Current internships include placements at technology and digital companies; publicity, branding, and marketing firms; music publishers; performance venues; music broadcasting organizations; music producers and music providers to film and television; record companies; talent management companies and booking agencies; and festival, venue, concert, and event promoters.

By prior arrangement, students may be able to intern in the summer semester outside of New York City, in the United States. Undergraduates who study abroad for a semester may be able to intern in their abroad locations through a third party (as elective credit, not fulfilling the program requirement). For more information on student internships, Music Business majors should refer to the Internship Manual for full details.

NYU undergraduate students who are juniors or seniors and not majoring in Music Business may apply to take a Music Business internship using this form, provided that they have taken the Business Structure of the Music Industry course (MPAMB-UE100). Graduate NYU students who are not Music Business and have completed one Music Business course may apply for an internship using this form.

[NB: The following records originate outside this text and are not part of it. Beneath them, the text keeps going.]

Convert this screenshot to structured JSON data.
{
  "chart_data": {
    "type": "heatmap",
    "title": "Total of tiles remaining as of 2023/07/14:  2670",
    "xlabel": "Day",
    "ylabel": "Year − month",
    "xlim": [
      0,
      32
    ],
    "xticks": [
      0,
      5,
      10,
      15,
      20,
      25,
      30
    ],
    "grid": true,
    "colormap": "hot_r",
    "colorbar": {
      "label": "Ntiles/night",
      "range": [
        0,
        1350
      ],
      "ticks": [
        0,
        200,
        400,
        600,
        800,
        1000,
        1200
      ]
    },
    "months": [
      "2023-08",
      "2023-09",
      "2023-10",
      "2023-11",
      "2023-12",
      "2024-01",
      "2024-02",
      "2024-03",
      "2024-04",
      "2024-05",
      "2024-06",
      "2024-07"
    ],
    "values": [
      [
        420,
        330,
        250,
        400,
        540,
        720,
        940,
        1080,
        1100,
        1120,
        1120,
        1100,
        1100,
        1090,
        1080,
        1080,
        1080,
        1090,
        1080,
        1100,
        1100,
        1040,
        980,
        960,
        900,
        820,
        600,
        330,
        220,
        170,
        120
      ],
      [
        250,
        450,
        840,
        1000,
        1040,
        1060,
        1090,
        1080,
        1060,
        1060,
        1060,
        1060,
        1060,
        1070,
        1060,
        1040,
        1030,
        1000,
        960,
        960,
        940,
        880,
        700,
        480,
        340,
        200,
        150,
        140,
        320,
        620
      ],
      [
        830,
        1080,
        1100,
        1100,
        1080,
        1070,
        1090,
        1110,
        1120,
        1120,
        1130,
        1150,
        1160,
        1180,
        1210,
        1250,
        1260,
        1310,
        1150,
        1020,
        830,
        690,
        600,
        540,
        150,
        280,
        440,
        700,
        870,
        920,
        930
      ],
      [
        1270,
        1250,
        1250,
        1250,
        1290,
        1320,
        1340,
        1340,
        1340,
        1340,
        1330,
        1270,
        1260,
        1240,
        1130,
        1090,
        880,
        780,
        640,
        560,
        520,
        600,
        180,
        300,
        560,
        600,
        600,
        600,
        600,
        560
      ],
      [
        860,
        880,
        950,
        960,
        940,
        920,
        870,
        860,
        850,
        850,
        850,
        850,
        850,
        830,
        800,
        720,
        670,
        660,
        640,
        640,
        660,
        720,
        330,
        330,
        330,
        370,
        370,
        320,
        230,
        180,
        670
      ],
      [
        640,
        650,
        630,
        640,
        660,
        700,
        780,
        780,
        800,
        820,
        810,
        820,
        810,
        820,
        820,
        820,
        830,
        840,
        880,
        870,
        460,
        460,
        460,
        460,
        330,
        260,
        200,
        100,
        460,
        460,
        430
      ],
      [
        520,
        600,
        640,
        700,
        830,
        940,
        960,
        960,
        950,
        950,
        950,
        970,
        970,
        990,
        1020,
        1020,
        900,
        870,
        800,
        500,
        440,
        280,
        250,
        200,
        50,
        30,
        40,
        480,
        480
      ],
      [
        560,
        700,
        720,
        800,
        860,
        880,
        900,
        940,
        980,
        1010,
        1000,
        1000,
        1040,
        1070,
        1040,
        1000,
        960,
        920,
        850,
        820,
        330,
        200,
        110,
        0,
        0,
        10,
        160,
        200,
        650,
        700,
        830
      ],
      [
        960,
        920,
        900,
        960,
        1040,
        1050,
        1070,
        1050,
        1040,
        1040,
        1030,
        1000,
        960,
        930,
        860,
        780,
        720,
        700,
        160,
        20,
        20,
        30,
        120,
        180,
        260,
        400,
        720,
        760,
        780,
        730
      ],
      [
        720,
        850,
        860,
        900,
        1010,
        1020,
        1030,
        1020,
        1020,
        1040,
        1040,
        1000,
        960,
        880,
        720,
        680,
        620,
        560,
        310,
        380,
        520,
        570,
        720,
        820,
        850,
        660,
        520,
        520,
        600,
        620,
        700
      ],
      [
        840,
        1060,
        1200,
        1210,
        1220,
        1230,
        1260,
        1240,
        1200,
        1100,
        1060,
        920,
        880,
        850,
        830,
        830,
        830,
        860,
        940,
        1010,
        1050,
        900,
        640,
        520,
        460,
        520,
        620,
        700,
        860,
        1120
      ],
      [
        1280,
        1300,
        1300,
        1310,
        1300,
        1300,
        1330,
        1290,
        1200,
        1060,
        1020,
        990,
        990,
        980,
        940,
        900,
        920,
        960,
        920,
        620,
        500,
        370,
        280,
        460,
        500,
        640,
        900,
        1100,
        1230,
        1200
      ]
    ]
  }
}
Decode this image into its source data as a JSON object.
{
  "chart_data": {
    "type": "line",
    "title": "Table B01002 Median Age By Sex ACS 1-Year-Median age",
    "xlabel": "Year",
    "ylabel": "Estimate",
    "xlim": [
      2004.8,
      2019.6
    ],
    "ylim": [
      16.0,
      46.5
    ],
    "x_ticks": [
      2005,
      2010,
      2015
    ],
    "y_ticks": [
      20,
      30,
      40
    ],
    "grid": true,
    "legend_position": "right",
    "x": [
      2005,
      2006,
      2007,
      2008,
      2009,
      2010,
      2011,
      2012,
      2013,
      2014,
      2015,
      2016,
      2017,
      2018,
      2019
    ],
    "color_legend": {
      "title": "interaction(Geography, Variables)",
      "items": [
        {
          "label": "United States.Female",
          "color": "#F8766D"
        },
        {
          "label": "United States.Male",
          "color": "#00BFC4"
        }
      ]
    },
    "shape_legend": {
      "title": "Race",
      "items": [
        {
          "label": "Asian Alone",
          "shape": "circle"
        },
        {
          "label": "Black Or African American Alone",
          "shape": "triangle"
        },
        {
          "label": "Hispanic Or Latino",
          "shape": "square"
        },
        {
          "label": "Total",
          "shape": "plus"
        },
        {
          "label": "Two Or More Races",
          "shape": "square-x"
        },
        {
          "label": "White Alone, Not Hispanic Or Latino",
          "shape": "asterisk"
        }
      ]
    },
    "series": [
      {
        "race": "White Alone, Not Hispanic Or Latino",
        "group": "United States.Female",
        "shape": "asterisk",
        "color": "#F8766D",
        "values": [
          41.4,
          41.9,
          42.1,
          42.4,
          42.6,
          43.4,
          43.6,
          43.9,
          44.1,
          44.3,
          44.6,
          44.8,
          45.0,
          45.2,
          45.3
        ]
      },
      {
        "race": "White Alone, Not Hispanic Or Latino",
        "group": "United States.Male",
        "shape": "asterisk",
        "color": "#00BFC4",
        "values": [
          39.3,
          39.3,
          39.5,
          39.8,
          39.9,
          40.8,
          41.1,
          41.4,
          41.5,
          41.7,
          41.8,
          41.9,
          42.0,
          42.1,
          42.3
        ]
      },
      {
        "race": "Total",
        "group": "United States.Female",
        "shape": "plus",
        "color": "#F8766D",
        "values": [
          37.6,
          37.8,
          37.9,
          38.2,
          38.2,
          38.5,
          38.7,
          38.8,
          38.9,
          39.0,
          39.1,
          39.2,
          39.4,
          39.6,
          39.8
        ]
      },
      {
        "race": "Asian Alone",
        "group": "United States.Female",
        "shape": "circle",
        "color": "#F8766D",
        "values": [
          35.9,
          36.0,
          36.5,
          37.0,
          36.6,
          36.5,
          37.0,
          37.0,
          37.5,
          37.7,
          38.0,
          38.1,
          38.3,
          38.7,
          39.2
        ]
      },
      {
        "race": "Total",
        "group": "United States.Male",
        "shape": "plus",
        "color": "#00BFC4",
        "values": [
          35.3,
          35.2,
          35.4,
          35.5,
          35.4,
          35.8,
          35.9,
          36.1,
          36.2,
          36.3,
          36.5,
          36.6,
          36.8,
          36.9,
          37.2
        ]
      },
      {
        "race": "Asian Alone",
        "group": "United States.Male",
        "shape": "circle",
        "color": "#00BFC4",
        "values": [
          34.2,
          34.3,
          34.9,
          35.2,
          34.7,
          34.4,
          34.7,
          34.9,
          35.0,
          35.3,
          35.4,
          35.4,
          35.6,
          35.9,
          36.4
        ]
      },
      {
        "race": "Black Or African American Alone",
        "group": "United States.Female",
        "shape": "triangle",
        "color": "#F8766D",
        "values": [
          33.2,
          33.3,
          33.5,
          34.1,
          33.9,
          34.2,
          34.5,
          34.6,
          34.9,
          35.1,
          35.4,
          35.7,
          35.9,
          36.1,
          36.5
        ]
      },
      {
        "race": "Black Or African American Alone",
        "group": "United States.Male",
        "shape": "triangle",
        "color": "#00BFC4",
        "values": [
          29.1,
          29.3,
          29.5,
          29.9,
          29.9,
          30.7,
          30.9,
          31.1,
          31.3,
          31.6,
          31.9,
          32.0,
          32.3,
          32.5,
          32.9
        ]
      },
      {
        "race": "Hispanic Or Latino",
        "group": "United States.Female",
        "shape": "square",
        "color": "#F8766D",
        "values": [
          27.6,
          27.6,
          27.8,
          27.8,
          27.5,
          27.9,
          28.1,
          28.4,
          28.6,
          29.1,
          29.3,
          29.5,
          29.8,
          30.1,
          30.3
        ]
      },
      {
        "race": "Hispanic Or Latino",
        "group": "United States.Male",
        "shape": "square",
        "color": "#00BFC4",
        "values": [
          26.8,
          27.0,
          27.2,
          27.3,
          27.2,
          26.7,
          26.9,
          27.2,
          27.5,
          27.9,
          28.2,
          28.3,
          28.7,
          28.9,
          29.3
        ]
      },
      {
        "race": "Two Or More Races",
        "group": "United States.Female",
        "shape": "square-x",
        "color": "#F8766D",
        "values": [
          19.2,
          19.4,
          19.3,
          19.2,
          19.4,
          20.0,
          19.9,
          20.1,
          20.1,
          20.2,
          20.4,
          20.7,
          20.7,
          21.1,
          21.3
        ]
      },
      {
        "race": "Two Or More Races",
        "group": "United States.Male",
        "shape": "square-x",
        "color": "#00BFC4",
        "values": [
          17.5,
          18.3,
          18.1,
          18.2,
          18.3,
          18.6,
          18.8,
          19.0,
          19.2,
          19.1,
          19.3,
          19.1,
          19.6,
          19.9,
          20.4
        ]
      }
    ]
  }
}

Our e-mail contact is Program Director Larry Miller

What NYU Steinhardt Music Business students are saying about their internship experiences:

  • “I gained knowledge through interaction and observation how a small indie label runs. Now I can take that knowledge and apply it to how I want to run my own label.”
  • “I got real life, hands-on experience in all aspects of the company. I've spoken with everyone from artists to managers to producers to lawyers and have been included in almost everything that has gone on around me.”
  • “The most rewarding aspect of my internship was to start working and realize I have learned a lot during my time in the Music Business Program. I felt at ease during office meetings and knew that I can contribute to the conversation and the work. I realized I know more than most people in the company about music business related issues.”
  • “The knowledge from my classes in Music Publishing, Music in the Media Business, Business Structure, and Music Theory were extremely applicable. My textbooks, including those from Artist Management and Management Science, were useful.”